The ham and turkey were sitting there, wrapped, in the sink. I eyeballed the ham; glanced at the crockpot mom had set out; then made this statement, "I'm not thinking the ham is going to fit inside that crockpot, Mom."
That's when I noticed the stress level rise. NOT for me - the one responsible for getting the ham INTO the pot in question, but for my mother - the one who owned said ham and crockpot.
It was at that moment I saw myself and how I often react to similar situations in my own home -- when I OWN the situation.
She got frazzled.
I, on the other hand. Grabbed the ham, plopped it on the cutting board and began cuttin' it down to size. We had an extra crockpot, why not use BOTH. Easy solution.

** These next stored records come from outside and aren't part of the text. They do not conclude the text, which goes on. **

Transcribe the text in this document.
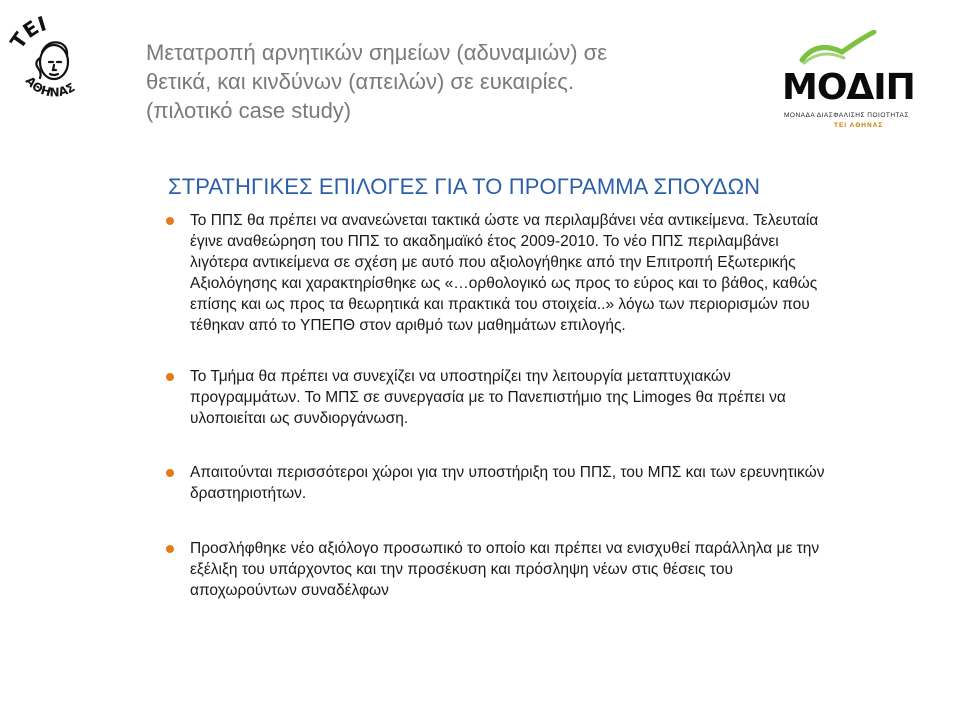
ΤΕΙ
ΑΘΗΝΑΣ	ΜΟΔΙΠ
ΜΟΝΑΔΑ ΔΙΑΣΦΑΛΙΣΗΣ ΠΟΙΟΤΗΤΑΣ
ΤΕΙ ΑΘΗΝΑΣ
Μετατροπή αρνητικών σημείων (αδυναμιών) σε
θετικά, και κινδύνων (απειλών) σε ευκαιρίες.
(πιλοτικό case study)
ΣΤΡΑΤΗΓΙΚΕΣ ΕΠΙΛΟΓΕΣ ΓΙΑ ΤΟ ΠΡΟΓΡΑΜΜΑ ΣΠΟΥΔΩΝ
Το ΠΠΣ θα πρέπει να ανανεώνεται τακτικά ώστε να περιλαμβάνει νέα αντικείμενα. Τελευταία
έγινε αναθεώρηση του ΠΠΣ το ακαδημαϊκό έτος 2009-2010. Το νέο ΠΠΣ περιλαμβάνει
λιγότερα αντικείμενα σε σχέση με αυτό που αξιολογήθηκε από την Επιτροπή Εξωτερικής
Αξιολόγησης και χαρακτηρίσθηκε ως «…ορθολογικό ως προς το εύρος και το βάθος, καθώς
επίσης και ως προς τα θεωρητικά και πρακτικά του στοιχεία..» λόγω των περιορισμών που
τέθηκαν από το ΥΠΕΠΘ στον αριθμό των μαθημάτων επιλογής.
Το Τμήμα θα πρέπει να συνεχίζει να υποστηρίζει την λειτουργία μεταπτυχιακών
προγραμμάτων. Το ΜΠΣ σε συνεργασία με το Πανεπιστήμιο της Limoges θα πρέπει να
υλοποιείται ως συνδιοργάνωση.
Απαιτούνται περισσότεροι χώροι για την υποστήριξη του ΠΠΣ, του ΜΠΣ και των ερευνητικών
δραστηριοτήτων.
Προσλήφθηκε νέο αξιόλογο προσωπικό το οποίο και πρέπει να ενισχυθεί παράλληλα με την
εξέλιξη του υπάρχοντος και την προσέκυση και πρόσληψη νέων στις θέσεις του
αποχωρούντων συναδέλφων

Mom was still stressed. Fretting over the fact she had requested a smaller ham in the first place. Worrying it wasn't going to turn out right.
As Thanksgiving day progressed, I observed similar situations. Nothing seriously went wrong, but it was a stressful day for my mom. I, on the other hand, was cool as a cucumber.
'Why?', I wondered on more than one occasion. Why was SHE stressing when I was doing the work? More curious to me was why was I not not stressing since I was the one doing the work?
The epiphany was ------ 'OWNERSHIP'.
Even though I was cooking, prepping, getting stuff ready. It. Wasn't. My. Party!
It was MOM'S.
She felt responsible. She felt obligated. It had to be 'just so' because...... it was hers. Her husband. Her kids. Her grandkids. Her home. Her dinner.
(See where I get my control freakness?) LOL!
I realized I (and I'd guess many of of us) do. the. very. same. thing.
If the scenario were flipped. We're now at MY house. She's helping me and doing much of the work. Something goes wrong when she's cooking; she'd simply roll with the punches (I've seen her do it before when she stayed with us when our older kids were infants); I on the other hand would stress, get frazzled, FREAK OUT!
My goal, now that I have this ownership knowledge and what it can do to me?
Acknowledge that I don't HAVE to get stressed, frazzled, grumpy when things go wonky.
Just go with it.
Have I succeeded since returning home from Thanksgiving?
Let's just say knowing the problem is half the battle and leave it at that.